Hanoi (VNA) - Credit institutions need to balance their capital to effectively invest in projects, which are now able to recover following the control of the COVID-19 pandemic, said Deputy Governor of the State Bank of Vietnam (SBV) Dao Minh Tu.
At a conference held by the SBV in Hanoi May 14, representatives from enterprises highly appreciated efforts made by the banking sector, especially the central bank, in supporting those affected by the COVID-19 pandemic.
The issuance of Circular No.1 on rescheduling repayment periods and waiving reducing interest rates to support enterprises and people affected by the pandemic is a practical and timely policy, they said.
However, many businesses said that it is difficult to access this support because of complicated procedures.
According to SBV Deputy Governor Dao Minh Tu, the COVID-19 pandemic has impacted all aspects of the economy, society and people's lives.
Under the Government’s drastic and timely direction and operation, the central bank proactively made forecasts and taken urgent solutions to remove difficulties facing businesses and people in production and business activities, he stated.
Tu said the central bank issued Circular No.1 and Directive No.2 in early March, which stipulate that credit institutions can reschedule outstanding debts, including principals and interests that arise from lending, reducing and exempting interest rates and fees, and providing new loans to projects and businesses that need capital to maintain and recover their operation amid the pandemic.
With three chapters and 10 articles, the circular features a number of important items related to the scope of restructuring repayment and criteria for determining loans affected by the disease.
Debts subject to rescheduling are the outstanding amounts of principal and/or interest, including balances of debts subject to the Government's Decree No. 55/2015/ND-CP dated June 9, 2015 on credit policies for agricultural and rural development as amended and supplemented, that fully satisfy the following conditions: arising from lending activities, financial leasing; the obligation to repay the principals and/or interest arising between January 23, 2020 and the day after three months from the date the Prime Minister announces the end of the COIVID-19 epidemic.
Credit institutions are entitled to maintain the classified debt groups in accordance with the provisions of the SBV at the closest time to January 23, 2020, with regard to the debt balances subject to loan repayment rescheduling, interest and fee waiver and reduction as prescribed in this circular.
They are requested to conduct debt classification and set up risk provisions in line with the restructured terms in accordance with legal provisions on debt classification, setting up and using risk provisions in order to address risks in the operation of credit institutions and foreign banks' branches. However, the adjustment principles shall not be applied to debt groups with higher risk levels.
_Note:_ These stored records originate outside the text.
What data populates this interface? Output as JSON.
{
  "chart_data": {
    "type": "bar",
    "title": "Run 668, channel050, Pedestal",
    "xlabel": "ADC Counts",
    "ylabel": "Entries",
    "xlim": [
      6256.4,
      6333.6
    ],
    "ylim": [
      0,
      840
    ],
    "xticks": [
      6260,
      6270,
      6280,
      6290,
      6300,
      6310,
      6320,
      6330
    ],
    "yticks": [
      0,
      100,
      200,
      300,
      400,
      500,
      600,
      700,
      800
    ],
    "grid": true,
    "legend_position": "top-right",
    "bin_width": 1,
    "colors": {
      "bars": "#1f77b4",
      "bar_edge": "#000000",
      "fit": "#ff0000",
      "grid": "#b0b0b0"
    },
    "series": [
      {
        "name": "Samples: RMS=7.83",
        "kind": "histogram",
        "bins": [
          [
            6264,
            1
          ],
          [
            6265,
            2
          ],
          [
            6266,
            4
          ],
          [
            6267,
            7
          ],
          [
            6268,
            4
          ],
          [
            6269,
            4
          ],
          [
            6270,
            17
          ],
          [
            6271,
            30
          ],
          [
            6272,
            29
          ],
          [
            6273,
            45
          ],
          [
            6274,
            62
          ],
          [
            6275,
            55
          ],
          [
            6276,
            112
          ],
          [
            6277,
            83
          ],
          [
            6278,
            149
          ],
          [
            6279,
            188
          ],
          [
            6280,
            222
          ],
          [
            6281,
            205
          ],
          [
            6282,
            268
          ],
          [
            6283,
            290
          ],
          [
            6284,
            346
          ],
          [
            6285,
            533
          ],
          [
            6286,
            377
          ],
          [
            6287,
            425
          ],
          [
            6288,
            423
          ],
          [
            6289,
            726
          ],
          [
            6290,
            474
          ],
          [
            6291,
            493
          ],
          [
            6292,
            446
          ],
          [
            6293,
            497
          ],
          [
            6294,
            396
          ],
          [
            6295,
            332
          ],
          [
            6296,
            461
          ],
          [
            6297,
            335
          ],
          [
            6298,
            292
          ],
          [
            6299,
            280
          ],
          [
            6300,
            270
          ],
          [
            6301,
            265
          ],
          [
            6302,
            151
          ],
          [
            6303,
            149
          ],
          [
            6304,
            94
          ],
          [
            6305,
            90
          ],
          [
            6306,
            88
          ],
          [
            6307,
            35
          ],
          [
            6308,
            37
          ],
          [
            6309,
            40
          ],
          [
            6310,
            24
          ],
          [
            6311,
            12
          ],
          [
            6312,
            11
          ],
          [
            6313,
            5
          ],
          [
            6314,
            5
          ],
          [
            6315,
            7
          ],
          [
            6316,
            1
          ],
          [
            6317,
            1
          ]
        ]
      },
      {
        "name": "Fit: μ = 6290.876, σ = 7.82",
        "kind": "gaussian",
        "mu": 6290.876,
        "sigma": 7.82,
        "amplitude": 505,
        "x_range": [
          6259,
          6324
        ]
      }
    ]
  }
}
Tu said after two months of drastic implementation, all credit institutions, including finance companies and foreign banks, strongly joined their hands, contributing to supporting their customers to overcome difficulties and resume production and business.
Credit institutions have so far restructured payment periods for over 215,000 borrowers with total outstanding loans of 130 trillion VND and reduced interest rates for 260,000 borrowers with total outstanding loans of 1.08 quadrillion VND. They also provided new loans worth 630 trillion VND for 182,000 customers with interest rates 0.5-2.5 percent per year lower than the pre-pandemic period.
Notably, the Vietnam Bank for Social Policies extended debt repayment periods for nearly 103,000 borrowers with a total of outstanding loans of over 2.8 trillion VND and provided new loans totaling nearly 19 trillion VND to nearly 517,000 customers.
According to Mac Quoc Anh, Vice Chairman of the Hanoi Association of Small and Medium-sized Enterprises (SMEs) said the association has regularly coordinated with the SBV’s Hanoi chapter to organise meetings with SMEs, aiming to discuss measures to help them address credit-related difficulties.
It has also worked with banks such as SHB, TPBank, VietinBank Hoang Mai, Vietcombank, Agribank, and Military Bank to support enterprises in building feasible plans to access loans, he added./.